Labour is campaigning for a ‘remain’ vote and Councillor Frank Radcliffe is the leader of the Labour group on North Herts District Council.
He said: “The concern for me is that if we leave we’ve got two million British people living abroad who are going to want our health care provision. As someone who has direct experience of the Lister Hospital recently, it is likely to be swamped by UK migrants coming back to the country.
“We keep talking about an increase in immigration if we leave, but I don’t see a massive impact in that respect. We’ve got 52,000 EU nationals working in the National Health Service. Who is going to fulfil their jobs if they leave the UK?
“Our local farmers get subsidies from Europe and the aerospace and technological industries will be affected by uncertainty if we leave. This is something that affects a wide range of issues locally. We are stronger in Europe.”
Although Prime Minister David Cameron is pushing hard for a ‘remain’ vote, veteran Hitchin & Harpenden MP and former cabinet minister Peter Lilley takes a different view: “I love Europe, and in 1975 I campaigned to keep us in the Common Market. But Europe is not the EU, and the EU is not the same as the Common Market.
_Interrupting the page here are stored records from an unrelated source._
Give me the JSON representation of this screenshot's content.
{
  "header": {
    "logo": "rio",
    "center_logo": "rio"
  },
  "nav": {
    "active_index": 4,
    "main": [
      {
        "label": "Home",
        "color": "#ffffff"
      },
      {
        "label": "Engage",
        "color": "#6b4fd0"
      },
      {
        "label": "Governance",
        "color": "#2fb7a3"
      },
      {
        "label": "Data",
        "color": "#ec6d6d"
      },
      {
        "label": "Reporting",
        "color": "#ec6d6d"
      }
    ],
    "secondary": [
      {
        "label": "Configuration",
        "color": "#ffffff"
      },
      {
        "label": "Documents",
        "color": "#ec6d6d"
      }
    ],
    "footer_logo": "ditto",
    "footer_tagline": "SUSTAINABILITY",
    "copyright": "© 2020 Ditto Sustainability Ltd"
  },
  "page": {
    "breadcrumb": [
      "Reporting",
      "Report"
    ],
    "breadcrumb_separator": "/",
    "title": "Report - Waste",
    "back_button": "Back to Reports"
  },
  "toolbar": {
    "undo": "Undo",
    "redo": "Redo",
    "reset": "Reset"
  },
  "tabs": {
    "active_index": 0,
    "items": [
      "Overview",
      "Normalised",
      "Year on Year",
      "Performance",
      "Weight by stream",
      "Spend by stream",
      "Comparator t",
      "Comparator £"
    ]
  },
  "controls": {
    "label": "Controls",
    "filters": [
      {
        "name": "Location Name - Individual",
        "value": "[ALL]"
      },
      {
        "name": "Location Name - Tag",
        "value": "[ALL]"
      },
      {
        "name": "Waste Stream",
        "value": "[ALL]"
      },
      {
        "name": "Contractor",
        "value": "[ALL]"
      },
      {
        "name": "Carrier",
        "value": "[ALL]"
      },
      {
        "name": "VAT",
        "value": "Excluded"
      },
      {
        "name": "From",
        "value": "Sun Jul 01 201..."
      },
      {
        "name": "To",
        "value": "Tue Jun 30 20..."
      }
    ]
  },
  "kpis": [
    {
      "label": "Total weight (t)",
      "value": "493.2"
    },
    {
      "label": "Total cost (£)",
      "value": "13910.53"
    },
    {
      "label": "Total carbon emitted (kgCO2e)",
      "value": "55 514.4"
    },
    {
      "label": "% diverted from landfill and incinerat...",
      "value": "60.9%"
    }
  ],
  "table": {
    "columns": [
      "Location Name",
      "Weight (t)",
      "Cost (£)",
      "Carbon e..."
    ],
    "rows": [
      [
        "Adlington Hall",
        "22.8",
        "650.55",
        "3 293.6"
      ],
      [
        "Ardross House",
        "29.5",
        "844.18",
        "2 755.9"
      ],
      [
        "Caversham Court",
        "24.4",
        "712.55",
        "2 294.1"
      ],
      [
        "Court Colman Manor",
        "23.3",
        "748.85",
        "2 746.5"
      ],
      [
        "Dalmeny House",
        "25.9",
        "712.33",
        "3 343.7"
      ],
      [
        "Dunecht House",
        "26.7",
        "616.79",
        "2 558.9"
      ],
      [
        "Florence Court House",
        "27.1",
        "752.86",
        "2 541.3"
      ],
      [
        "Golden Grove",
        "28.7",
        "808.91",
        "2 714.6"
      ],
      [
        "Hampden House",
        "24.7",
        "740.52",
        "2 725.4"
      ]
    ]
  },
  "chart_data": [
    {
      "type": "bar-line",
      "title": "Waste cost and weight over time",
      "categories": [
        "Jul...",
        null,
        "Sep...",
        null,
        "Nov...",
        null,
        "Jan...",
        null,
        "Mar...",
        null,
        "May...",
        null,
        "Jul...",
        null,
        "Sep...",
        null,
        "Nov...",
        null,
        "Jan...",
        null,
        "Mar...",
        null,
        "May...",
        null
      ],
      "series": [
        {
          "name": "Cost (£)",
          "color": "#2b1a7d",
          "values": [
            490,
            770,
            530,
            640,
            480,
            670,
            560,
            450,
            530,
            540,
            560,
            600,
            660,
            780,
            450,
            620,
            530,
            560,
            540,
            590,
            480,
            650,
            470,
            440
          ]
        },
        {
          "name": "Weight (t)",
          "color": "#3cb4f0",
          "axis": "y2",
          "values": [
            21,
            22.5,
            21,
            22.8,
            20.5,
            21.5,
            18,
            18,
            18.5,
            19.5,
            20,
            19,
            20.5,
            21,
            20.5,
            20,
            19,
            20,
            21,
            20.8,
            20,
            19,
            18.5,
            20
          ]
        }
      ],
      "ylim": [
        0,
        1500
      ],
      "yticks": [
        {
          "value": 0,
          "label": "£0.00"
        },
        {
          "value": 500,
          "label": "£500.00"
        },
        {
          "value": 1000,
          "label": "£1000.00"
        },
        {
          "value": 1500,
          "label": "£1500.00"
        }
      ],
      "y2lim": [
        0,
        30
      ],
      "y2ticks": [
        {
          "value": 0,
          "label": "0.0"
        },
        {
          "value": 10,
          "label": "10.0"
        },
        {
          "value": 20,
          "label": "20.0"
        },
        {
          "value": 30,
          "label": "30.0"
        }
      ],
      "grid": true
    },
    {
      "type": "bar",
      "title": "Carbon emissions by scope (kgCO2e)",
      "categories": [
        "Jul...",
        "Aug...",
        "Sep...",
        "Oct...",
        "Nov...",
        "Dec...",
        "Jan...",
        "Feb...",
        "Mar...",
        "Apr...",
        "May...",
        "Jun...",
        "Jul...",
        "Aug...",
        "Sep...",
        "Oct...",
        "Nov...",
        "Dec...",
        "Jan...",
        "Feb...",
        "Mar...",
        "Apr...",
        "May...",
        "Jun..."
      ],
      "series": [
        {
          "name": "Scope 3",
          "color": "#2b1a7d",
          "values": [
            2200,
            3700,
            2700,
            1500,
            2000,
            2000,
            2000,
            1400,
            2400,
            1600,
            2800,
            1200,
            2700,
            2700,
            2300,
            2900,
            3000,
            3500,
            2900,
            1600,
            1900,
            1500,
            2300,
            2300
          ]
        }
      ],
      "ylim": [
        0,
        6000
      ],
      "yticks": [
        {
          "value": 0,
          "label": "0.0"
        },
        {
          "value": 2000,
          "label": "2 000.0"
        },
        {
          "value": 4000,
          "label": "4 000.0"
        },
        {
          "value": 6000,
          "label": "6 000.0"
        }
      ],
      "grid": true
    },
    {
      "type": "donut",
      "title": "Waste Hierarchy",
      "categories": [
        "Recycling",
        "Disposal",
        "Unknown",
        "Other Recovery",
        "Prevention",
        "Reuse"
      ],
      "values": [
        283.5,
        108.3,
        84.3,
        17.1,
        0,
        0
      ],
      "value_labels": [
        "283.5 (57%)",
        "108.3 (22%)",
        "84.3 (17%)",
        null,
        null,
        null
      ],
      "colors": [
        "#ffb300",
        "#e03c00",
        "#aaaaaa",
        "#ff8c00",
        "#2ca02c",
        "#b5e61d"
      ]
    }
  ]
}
“This referendum is about democracy and prosperity. In a democracy, if the government fails to deliver prosperity the people can chuck it out, but the EU is not like that. Its government – the Commission – is unelected, and you can’t vote it out.
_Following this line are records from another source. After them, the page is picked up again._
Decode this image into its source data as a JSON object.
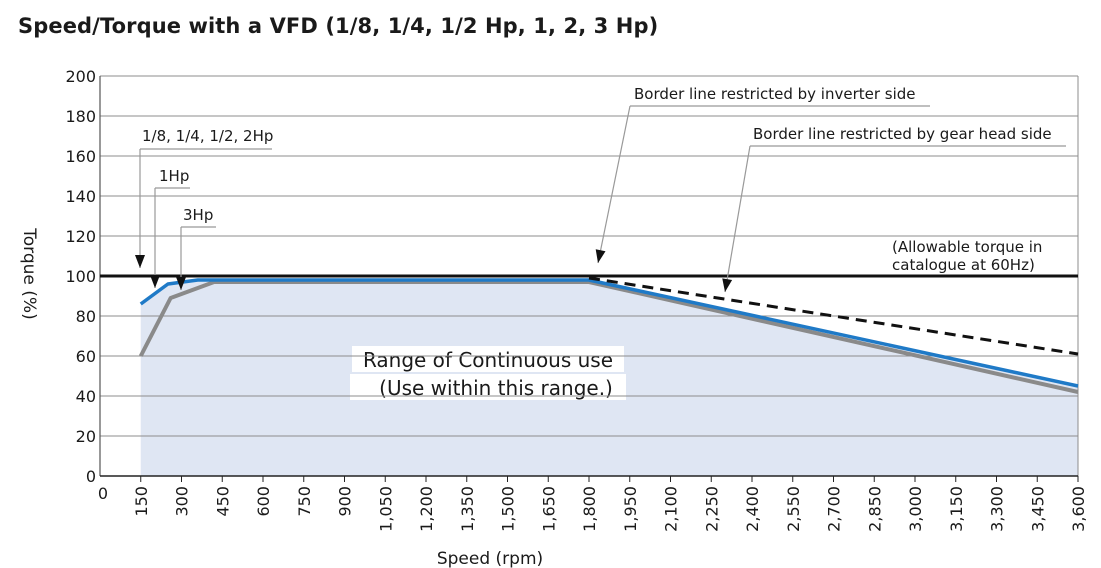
{
  "chart_data": {
    "type": "line",
    "title": "Speed/Torque with a VFD  (1/8, 1/4, 1/2 Hp, 1, 2, 3 Hp)",
    "xlabel": "Speed (rpm)",
    "ylabel": "Torque (%)",
    "xlim": [
      0,
      3600
    ],
    "ylim": [
      0,
      200
    ],
    "x_ticks": [
      150,
      300,
      450,
      600,
      750,
      900,
      1050,
      1200,
      1350,
      1500,
      1650,
      1800,
      1950,
      2100,
      2250,
      2400,
      2550,
      2700,
      2850,
      3000,
      3150,
      3300,
      3450,
      3600
    ],
    "x_tick_labels": [
      "150",
      "300",
      "450",
      "600",
      "750",
      "900",
      "1,050",
      "1,200",
      "1,350",
      "1,500",
      "1,650",
      "1,800",
      "1,950",
      "2,100",
      "2,250",
      "2,400",
      "2,550",
      "2,700",
      "2,850",
      "3,000",
      "3,150",
      "3,300",
      "3,450",
      "3,600"
    ],
    "x_origin_label": "0",
    "y_ticks": [
      0,
      20,
      40,
      60,
      80,
      100,
      120,
      140,
      160,
      180,
      200
    ],
    "grid": true,
    "series": [
      {
        "style": "blue",
        "color": "#1f7ac7",
        "x": [
          150,
          250,
          360,
          1800,
          3600
        ],
        "y": [
          86,
          96,
          98,
          98,
          45
        ]
      },
      {
        "style": "gray",
        "color": "#8a8a8a",
        "x": [
          150,
          260,
          420,
          1800,
          3600
        ],
        "y": [
          60,
          89,
          97,
          97,
          42
        ]
      },
      {
        "style": "dashed",
        "color": "#111111",
        "x": [
          1800,
          3600
        ],
        "y": [
          99,
          61
        ]
      }
    ],
    "reference_line": {
      "y": 100,
      "color": "#111111"
    },
    "region": {
      "label_line1": "Range of Continuous use",
      "label_line2": "(Use within this range.)",
      "color": "#dfe6f3"
    },
    "annotations": {
      "hp_small": "1/8, 1/4, 1/2, 2Hp",
      "hp_1": "1Hp",
      "hp_3": "3Hp",
      "inverter_border": "Border line restricted by inverter side",
      "gear_border": "Border line restricted by gear head side",
      "allowable_line1": "(Allowable torque in",
      "allowable_line2": "catalogue at 60Hz)"
    }
  }
}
“This is our opportunity to take back control of our laws (around half our laws originate in Brussels), our money (we could spend our £10 billion net contribution to the EU on the NHS) and our borders – we should be able to decide how many, with what skills and from where people come.
“This is not a choice between status quo and change. The EU is moving towards a centralised European state – its original objective.
“If we remain, we will be under pressure to adopt the Euro, join Schengen, and become part of this European state – just like Texas is part of the USA. If we leave we can be more like Canada – trading freely with our neighbours, but free to make our own laws, spend our own money, and make our own decisions on war and peace.”